Subject: Re: LISP format (happy to read)
From: Erik Naggum <erik@naggum.net>
Date: Fri, 23 Nov 2001 16:57:24 GMT
Newsgroups: comp.lang.lisp
Message-ID: <3215523442017539@naggum.net>

* Cad Bilbao
| Is it very important???? I'd prefer my annotation, because
| I come from Java and C++...

  Yes, it is just as important as not ending Java/C++ bodies with }}}}}.
  You are writing in Common Lisp, now.  If you continue to write in Java or
  C++, may I suggest that you get a compiler that agrees with that choice?

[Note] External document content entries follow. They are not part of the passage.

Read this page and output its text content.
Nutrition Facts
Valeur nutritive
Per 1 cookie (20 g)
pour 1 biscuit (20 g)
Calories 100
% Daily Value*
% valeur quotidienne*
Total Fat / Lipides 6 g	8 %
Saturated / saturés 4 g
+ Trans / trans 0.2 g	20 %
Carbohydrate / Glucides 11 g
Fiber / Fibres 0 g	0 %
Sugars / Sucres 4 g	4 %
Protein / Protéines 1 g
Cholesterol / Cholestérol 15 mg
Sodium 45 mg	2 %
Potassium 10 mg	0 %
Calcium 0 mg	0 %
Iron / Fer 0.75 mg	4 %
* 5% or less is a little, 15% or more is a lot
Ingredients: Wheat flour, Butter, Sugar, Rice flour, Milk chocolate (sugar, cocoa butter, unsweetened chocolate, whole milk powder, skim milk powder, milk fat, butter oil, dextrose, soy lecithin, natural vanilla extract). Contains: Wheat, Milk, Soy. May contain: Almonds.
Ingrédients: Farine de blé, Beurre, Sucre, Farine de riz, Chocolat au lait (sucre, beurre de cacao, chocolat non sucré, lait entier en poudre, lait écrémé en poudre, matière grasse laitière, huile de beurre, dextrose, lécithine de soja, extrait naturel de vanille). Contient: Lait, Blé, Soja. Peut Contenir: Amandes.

  I cannot _fathom_ what people are thinking when they start to use a new
  programming language but are so stuck in their old programming language
  that they have stopped listening to their surroundings and have stopped
  taking in new information very relevant to their ability to learn the new
  language.  I do not understand why people think their past conclusions
  and observations are _fundamentally_ more important than their future
  conclusions and observations, either.  And why does this happen so often
  to programmers in explicitly and statically typed languages?  Is it
  because they are used to, indeed _need_ to, put a seal on all the new
  information that keeps coming in, in order not to keep changing the code
  and the class hierarchies and whatnot, because no matter when you design
  these things, it is overspecified and premature?  This may be such an
  ingrained psychological factor that it may not even be conscious, but
  then it is even more annoying.  It may be one of the hardest thing to
  unlearn from an old language, because it is such an unspoken thing that
  it is mainly learned from fear and frustration, but even if that is the
  case, it _should_ dawn on people that these feelings are out of place in
  a better language.  Instead, Common Lisp programmers have to deal with
  the very annoying habit of immigrants from other programming languages to
  want to pretend they are still living in their old cultures.  Sigh.